Now Is the Season of Our Fresh Content

Taken from an interview with Brian Halligan.


Brian Halligan is co-founder and CEO of HubSpot, an online software-as-a-service company that encompasses search-engine optimization, blogging, social media, landing pages, lead intelligence, and marketing analytics. Founded in 2006, the firm has approximately 8,000 customers in 46 countries.


Today, success is less about the width of your wallet and more about the width of your brain.


The old ways won’t work. Ten years ago, in order to market your business you needed to put money into advertising, hiring sales reps, and hiring a PR agency. That old playbook is dying, and every day it dies a little more.


It is just getting harder and harder to reach humans using traditional markets. Ten years ago, we didn’t have caller ID to screen calls, spam protection or a Gmail Priority Inbox to filter out cold emails, or Adblocker software.


In the future it won’t matter how much money you spend. No one’s opening your emails, no one’s watching TV ads, no one’s listening to radio ads, and no one’s clicking on your pop-up.

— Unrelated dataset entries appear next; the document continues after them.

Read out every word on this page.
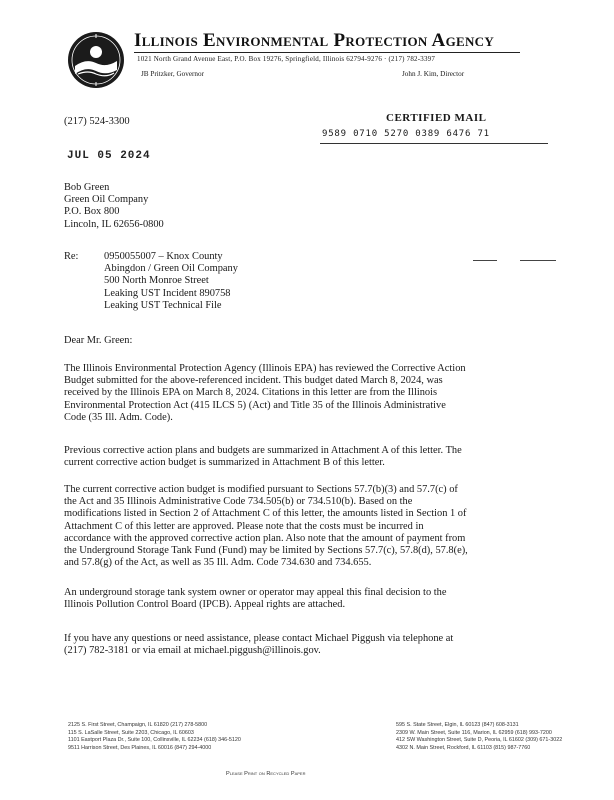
Illinois Environmental Protection Agency
1021 North Grand Avenue East, P.O. Box 19276, Springfield, Illinois 62794-9276 · (217) 782-3397
JB Pritzker, Governor	John J. Kim, Director
(217) 524-3300	CERTIFIED MAIL
9589 0710 5270 0389 6476 71
JUL 05 2024
Bob Green
Green Oil Company
P.O. Box 800
Lincoln, IL 62656-0800
Re: 0950055007 – Knox County
Abingdon / Green Oil Company
500 North Monroe Street
Leaking UST Incident 890758
Leaking UST Technical File
Dear Mr. Green:
The Illinois Environmental Protection Agency (Illinois EPA) has reviewed the Corrective Action
Budget submitted for the above-referenced incident. This budget dated March 8, 2024, was
received by the Illinois EPA on March 8, 2024. Citations in this letter are from the Illinois
Environmental Protection Act (415 ILCS 5) (Act) and Title 35 of the Illinois Administrative
Code (35 Ill. Adm. Code).
Previous corrective action plans and budgets are summarized in Attachment A of this letter. The
current corrective action budget is summarized in Attachment B of this letter.
The current corrective action budget is modified pursuant to Sections 57.7(b)(3) and 57.7(c) of
the Act and 35 Illinois Administrative Code 734.505(b) or 734.510(b). Based on the
modifications listed in Section 2 of Attachment C of this letter, the amounts listed in Section 1 of
Attachment C of this letter are approved. Please note that the costs must be incurred in
accordance with the approved corrective action plan. Also note that the amount of payment from
the Underground Storage Tank Fund (Fund) may be limited by Sections 57.7(c), 57.8(d), 57.8(e),
and 57.8(g) of the Act, as well as 35 Ill. Adm. Code 734.630 and 734.655.
An underground storage tank system owner or operator may appeal this final decision to the
Illinois Pollution Control Board (IPCB). Appeal rights are attached.
If you have any questions or need assistance, please contact Michael Piggush via telephone at
(217) 782-3181 or via email at michael.piggush@illinois.gov.
2125 S. First Street, Champaign, IL 61820 (217) 278-5800
115 S. LaSalle Street, Suite 2203, Chicago, IL 60603
1101 Eastport Plaza Dr., Suite 100, Collinsville, IL 62234 (618) 346-5120
9511 Harrison Street, Des Plaines, IL 60016 (847) 294-4000
595 S. State Street, Elgin, IL 60123 (847) 608-3131
2309 W. Main Street, Suite 116, Marion, IL 62959 (618) 993-7200
412 SW Washington Street, Suite D, Peoria, IL 61602 (309) 671-3022
4302 N. Main Street, Rockford, IL 61103 (815) 987-7760
Please Print on Recycled Paper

But here’s what will work: The way to get new customers is to create fresh content that attracts them—blogs, ebooks, articles, webinars. It doesn’t cost a lot of money, and every piece you create pulls in potential customers through links from other blogs and websites, Twitter users, Facebook, and LinkedIn groups, all pointing back to your content. That’s how search engines will find you. Google loves fresh content.


If you’re an accounting firm, write a blog that is as good as you can possibly write about 2 of the 10 nuggets people need to know now about upcoming changes in the tax code. At the bottom of the page, have a call to action that links the reader to a landing page where he can sign up for your webinar about the top 10 tax moves to make now. That’s how you start building “assets”—your Twitter followers, Facebook fans, LinkedIn group members, subscribers to your site, inbound links, and so on.


The playing field has shifted to benefit smaller companies. If you’re a small business, you’re probably a lot smarter than your big, slow, clunky competitors. Create your own magazine or your own website that pulls people in, and advertise yourself there.